La fantascienza italiana, tra scienza e cultura umanistica – Seconda parte

Qui la prima parte

Ecco qui la seconda parte dell’intervento di Vittorio Catani.

Ringrazio di cuore coloro che sono intervenuti già dopo la prima parte e invito chi volesse intervenire nella seconda parte a farlo senza esitare. Buona lettura! Da venerdì riprenderà la normale programmazione del blog.

di Vittorio Catani

forbidden planetQuale la reazione dei lettori?

Alcuni accettavano con interesse queste sperimentazioni, ma i più preferivano una fantascienza “ortodossa” e una maggiore aderenza alle origini “popolari”. La fantascienza dei vari Levi, Calvino eccetera, era spesso eccellente ma usava moduli narrativi e un linguaggio “classici”. Quanto all’editoria specializzata, va detto che essa ha, nei fatti, sempre decisamente scoraggiato — se non stroncato — queste sperimentazioni. Rare e il più delle volte di modeste, se non di modestissime dimensioni le case editrici che, talora, si sono mostrate più aperte (vanno ricordate le testate Oltre il Cielo, Futuro, Interplanet, la collana Galassia negli anni Settanta, curata da Vittorio Curtoni e Gianni Montanari; la rivista Robot negli anni Settanta). Il tentativo di innesto — o forse di mutazione, siamo in tema — sostanzialmente fallì.

Il dibattito, mai risolto, oggi si è spostato anche in rete, per esempio nelle mailing list italiane di fantascienza.

Tuttavia spesso, negli anni, sono tornati interrogativi di base ineludibili: come giudicare una storia di fantascienza ben scritta dal punto di vista narrativo, ma contenente qualche assurdità o strafalcione scientifico? Uno degli autori sotto tiro, in questi casi, è stato il grande Ray Bradbury, e in particolare le sue celebri Cronache marziane (1950), volume a suo tempo apparso in Italia in una prestigiosa collana letteraria, la Medusa di Mondadori, e che continua tuttora a essere ripubblicato e ristampato attestandosi tra i capisaldi della narrativa fantascientifica, se non della narrativa tout court. A dimostrazione, forse, della limitatezza dei nostri strumenti di indagine e di un certo accanimento catalogatorio. Le storie ricche di fascino, lirismo e riflessione sull’uomo che costituiscono le Cronache denotano una personalissima fantascienza al limite con il fantastico. Da parte sua, Bradbury negli anni ‘60 dichiarava provocatoriamente di non saperne nulla di scienza e di non possedere né un’automobile né un televisore; e la sua narrativa era, in effetti — riporto da una “quarta di copertina” dell’epoca — “una protesta contro lo scientismo, il materialismo, il commercialismo, che distruggono l’elemento poetico e fiabesco”.

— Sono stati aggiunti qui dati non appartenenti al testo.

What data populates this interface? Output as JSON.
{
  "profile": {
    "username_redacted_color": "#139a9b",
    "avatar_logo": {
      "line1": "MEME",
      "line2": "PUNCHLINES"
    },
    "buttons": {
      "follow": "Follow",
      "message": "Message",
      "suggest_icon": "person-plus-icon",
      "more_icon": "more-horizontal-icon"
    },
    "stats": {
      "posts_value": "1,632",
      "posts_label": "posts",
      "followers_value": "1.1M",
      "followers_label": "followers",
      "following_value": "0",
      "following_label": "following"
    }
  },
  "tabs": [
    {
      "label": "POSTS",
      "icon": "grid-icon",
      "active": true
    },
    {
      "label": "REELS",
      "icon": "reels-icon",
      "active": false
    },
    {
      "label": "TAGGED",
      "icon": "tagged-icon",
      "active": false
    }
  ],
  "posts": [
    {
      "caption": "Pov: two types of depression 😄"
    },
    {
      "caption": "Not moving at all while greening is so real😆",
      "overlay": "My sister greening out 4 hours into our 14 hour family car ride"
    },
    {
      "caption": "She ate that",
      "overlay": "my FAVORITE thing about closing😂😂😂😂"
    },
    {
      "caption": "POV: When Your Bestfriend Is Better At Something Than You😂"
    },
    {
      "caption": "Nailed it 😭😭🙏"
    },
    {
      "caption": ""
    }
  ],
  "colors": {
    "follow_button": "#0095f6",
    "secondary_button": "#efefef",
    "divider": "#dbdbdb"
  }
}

D’altro canto non si può pretendere che solo gli scienziati abbiano i crismi per scrivere fantascienza. Nel 1965 uscì una antologia per Rizzoli, Racconti di fantascienza scritti dagli scienziati. Vi figuravano nomi di fama mondiale: Leo Szilard, Norbert Wiener, Julian Huxley, Willy Ley, J.B.S. Haldane, e altri. Inutile dire che le uniche storie “leggibili” della raccolta erano quelle scritte dagli scienziati-veri-scrittori, cioè Isaac Asimov e Arthur Clarke. Inoltre va considerato che solo un pubblico ancora più ristretto, all’interno della stessa fantascienza, può apprezzare una science fiction cosiddetta hard, cioè fortemente caratterizzata dalla estrapolazione su dati di scienza.

Ma esiste anche una scienza soft. A proposito delle “scienze umane” (antropologia-etnologia, sociologia, linguistica, cioè scienze non matematiche, ma egualmente basate su metodi scientifici), Darko Suvin ha scritto:

Le “scienze soffici” possono, con ogni probabilità, meglio servire come base della fantascienza, piuttosto che le scienze naturali “dure”; e di fatto sono state la base di tutte le migliori opere fantascientifiche.

Un’opinione, questa, che si ricollega in qualche modo ad Aldani.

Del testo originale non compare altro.